調査の参加者は予定より若干少なかったが,熱心に聞いてくれて良かった。しかしやっぱりキッチンスケールの使い方は難しいようだ。驚いたのは,朝食を食べずに働きに行くことがあるという人が何人もいたことだった。大半の人が身長と体重を測ってみるとBMIが35を超える肥満なのだが,栄養摂取のバランスが悪いのか,それとも朝食欠食の分,昼と夜で大量摂食するのか。

翌日も別の参加者に対して同じ調査をする予定。午後はその代休というか,ここに来て世界遺産を見ないで帰るのももったいないということもあって,世界遺産のNan Madolを見てきた。なぜ海の上に遠方から大きな石をたくさん運んであんな構築物を作ったのか謎は尽きないが,美しいところだった。天気も良くて素晴らしい経験であった。
ナン・マドール

晩飯は寿司ロール屋(?)に行った。元々は別の店でミクロネシア短期大学で一緒に調査をしてくれているJICAの方と食事の予定だったが,その店がたぶん元大統領の逝去を偲ぶためのパーティか何かで貸切になっていて入れなかったので,急遽そっちに変更したのだが,スパイシーロールというものが美味であった。
スパイシーロール


【第7日目】 食事調査セッティング2日目を済ませてJapanWeekをちらっと見てから帰途に就く(2018年2月17日)

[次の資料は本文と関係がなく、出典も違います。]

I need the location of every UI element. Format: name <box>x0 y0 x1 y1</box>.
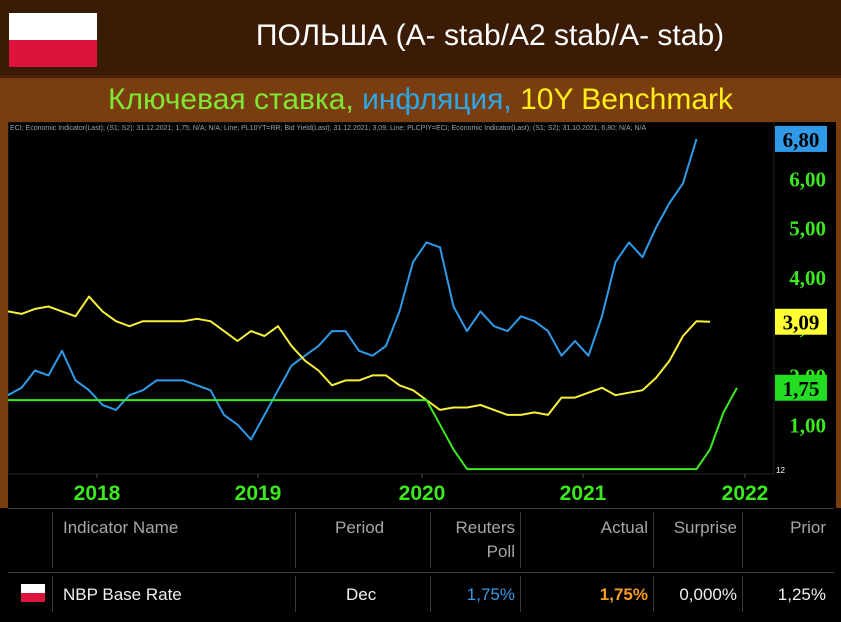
y-tick-label: 5,00 <box>789 217 826 241</box>
last-value-box-key_rate <box>775 374 827 401</box>
last-value-label-key_rate: 1,75 <box>783 377 820 401</box>
axis-corner-label: 12 <box>776 466 785 475</box>
series-line-bond_10y <box>8 295 711 416</box>
last-value-box-bond_10y <box>775 308 827 335</box>
poland-flag-icon <box>9 13 97 67</box>
table-top-line <box>8 508 834 509</box>
line-chart[interactable]: ECI; Economic Indicator(Last); (S1; S2);… <box>8 122 836 508</box>
series-line-key_rate <box>8 387 738 471</box>
x-tick-label: 2021 <box>560 482 607 505</box>
col-header-poll-line1: Reuters <box>455 518 515 537</box>
col-header-surprise[interactable]: Surprise <box>673 518 737 537</box>
chart-panel[interactable]: ECI; Economic Indicator(Last); (S1; S2);… <box>8 122 836 508</box>
col-header-indicator[interactable]: Indicator Name <box>63 518 179 537</box>
table-divider <box>295 512 296 568</box>
table-divider <box>430 512 431 568</box>
subtitle-inflation: инфляция, <box>362 83 521 116</box>
y-tick-label: 1,00 <box>789 414 826 438</box>
row-surprise: 0,000% <box>679 585 737 604</box>
series-line-inflation <box>8 138 698 441</box>
row-reuters-poll: 1,75% <box>466 585 515 604</box>
table-divider <box>430 576 431 612</box>
last-value-label-inflation: 6,80 <box>783 128 820 152</box>
y-tick-label: 6,00 <box>789 167 826 191</box>
subtitle-benchmark: 10Y Benchmark <box>520 83 734 116</box>
table-divider <box>295 576 296 612</box>
header-row-line <box>8 572 834 573</box>
col-header-poll-line2: Poll <box>486 542 515 561</box>
col-header-poll[interactable]: Reuters Poll <box>430 516 515 564</box>
row-period: Dec <box>346 585 377 604</box>
indicator-table: Indicator Name Period Reuters Poll Actua… <box>0 508 841 622</box>
row-indicator-name[interactable]: NBP Base Rate <box>63 585 182 604</box>
plot-area <box>8 122 775 475</box>
table-divider <box>742 576 743 612</box>
x-tick-label: 2019 <box>235 482 282 505</box>
x-tick-label: 2018 <box>74 482 121 505</box>
col-header-prior[interactable]: Prior <box>790 518 826 537</box>
table-divider <box>52 512 53 568</box>
page-title: ПОЛЬША (A- stab/A2 stab/A- stab) <box>255 19 725 52</box>
last-value-label-bond_10y: 3,09 <box>783 311 820 335</box>
divider <box>0 75 841 78</box>
row-prior: 1,25% <box>777 585 826 604</box>
last-value-box-inflation <box>775 125 827 152</box>
poland-flag-small-icon <box>21 584 45 602</box>
chart-subtitle: Ключевая ставка, инфляция, 10Y Benchmark <box>0 79 841 121</box>
table-divider <box>520 512 521 568</box>
col-header-period[interactable]: Period <box>335 518 385 537</box>
row-actual: 1,75% <box>599 585 648 604</box>
table-divider <box>52 576 53 612</box>
x-tick-label: 2022 <box>722 482 769 505</box>
legend-text: ECI; Economic Indicator(Last); (S1; S2);… <box>10 125 646 132</box>
x-tick-label: 2020 <box>399 482 446 505</box>
table-divider <box>742 512 743 568</box>
table-divider <box>653 576 654 612</box>
header-bar: ПОЛЬША (A- stab/A2 stab/A- stab) <box>0 0 841 75</box>
subtitle-key-rate: Ключевая ставка, <box>107 83 363 116</box>
y-tick-label: 4,00 <box>789 266 826 290</box>
table-divider <box>653 512 654 568</box>
col-header-actual[interactable]: Actual <box>600 518 648 537</box>
table-divider <box>520 576 521 612</box>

調査最終日も前日同様,朝食後にミクロネシア短期大学に行って食事調査の説明と身長・体重計測。

カウンターパートの偉い女性が自分も測って欲しいというので測ってみたら,見事にBMIが34くらいだった。まあ,この方は保健関係者ではないのでいいのだが,この国の肥満対策は前途多難だなあ。個人的にはBMI30くらいまでならそんなに目くじらを立てることはないと思っているが,ここの人たちは明らかに太りすぎだし,それによって高血圧や糖尿病や心疾患や脳卒中が比較的若いうちから多発していることも確かなので,何らかの対策は必要だろう。

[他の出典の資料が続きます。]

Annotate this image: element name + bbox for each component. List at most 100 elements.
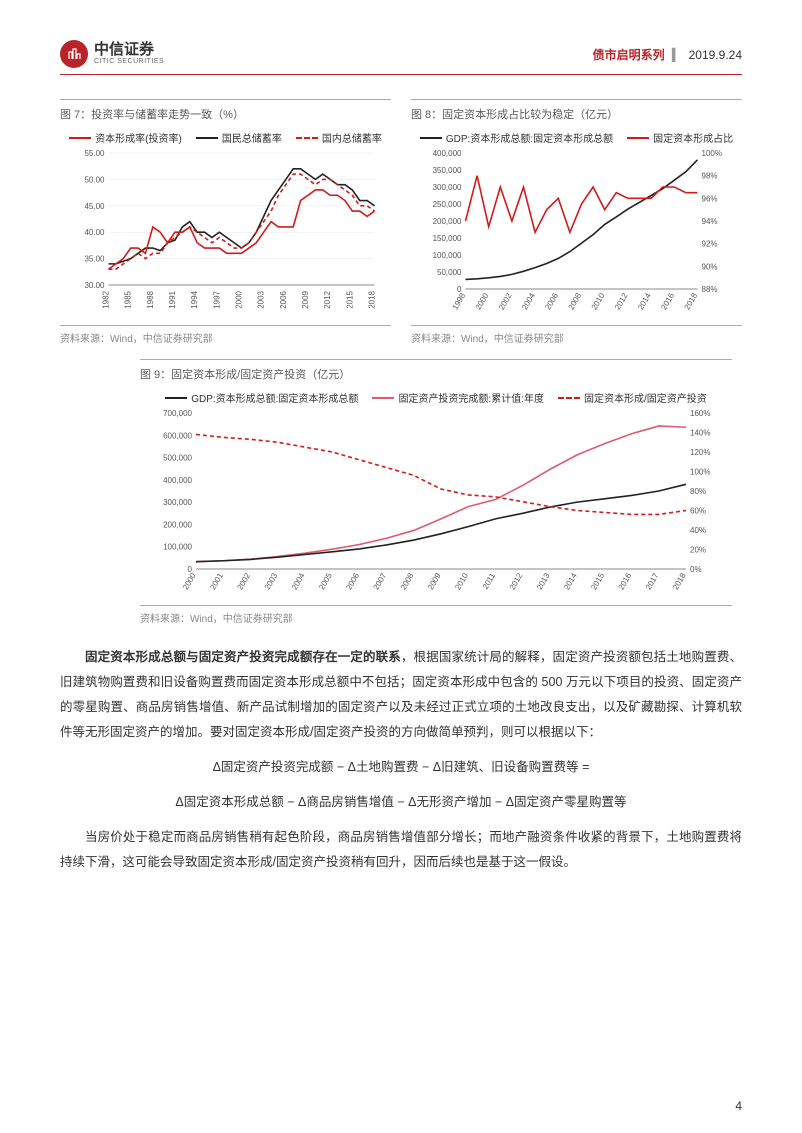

たぶん最大の問題は高血圧や糖尿病には自覚症状がないことで,だからあまり熱心に対策しようという気になれないのだと思う。ソロモン諸島の首都ホニアラの人たちとそこは共通しているのだと思う。文化的背景も含めて広い視野で考える必要があるだろう。

午後はJapanWeekという催しが盛大に行われていて,JICA関係者を始め,現地に長期滞在している日本人は総出ではないかと思うほどたくさんのイベントがあったようだった。ぼくと福岡大の院生が会場に着いたときは終わり近かったが,ポンペイ島の人たちも楽しんでいるようで良かった。仙台育英高校の和太鼓と獅子舞をする部活? らしい高校生が日本からやってきていて,現地の子供たちが和太鼓演奏を教えて貰って楽しんでいたのが印象的だった。
ジャパンウィーク

深夜にホテルをチェックアウトし,空港からグアム経由で関空に着くまではあっという間だったように思う。疲れるが悪くない経路だった。以上,初ミクロネシアのメモ。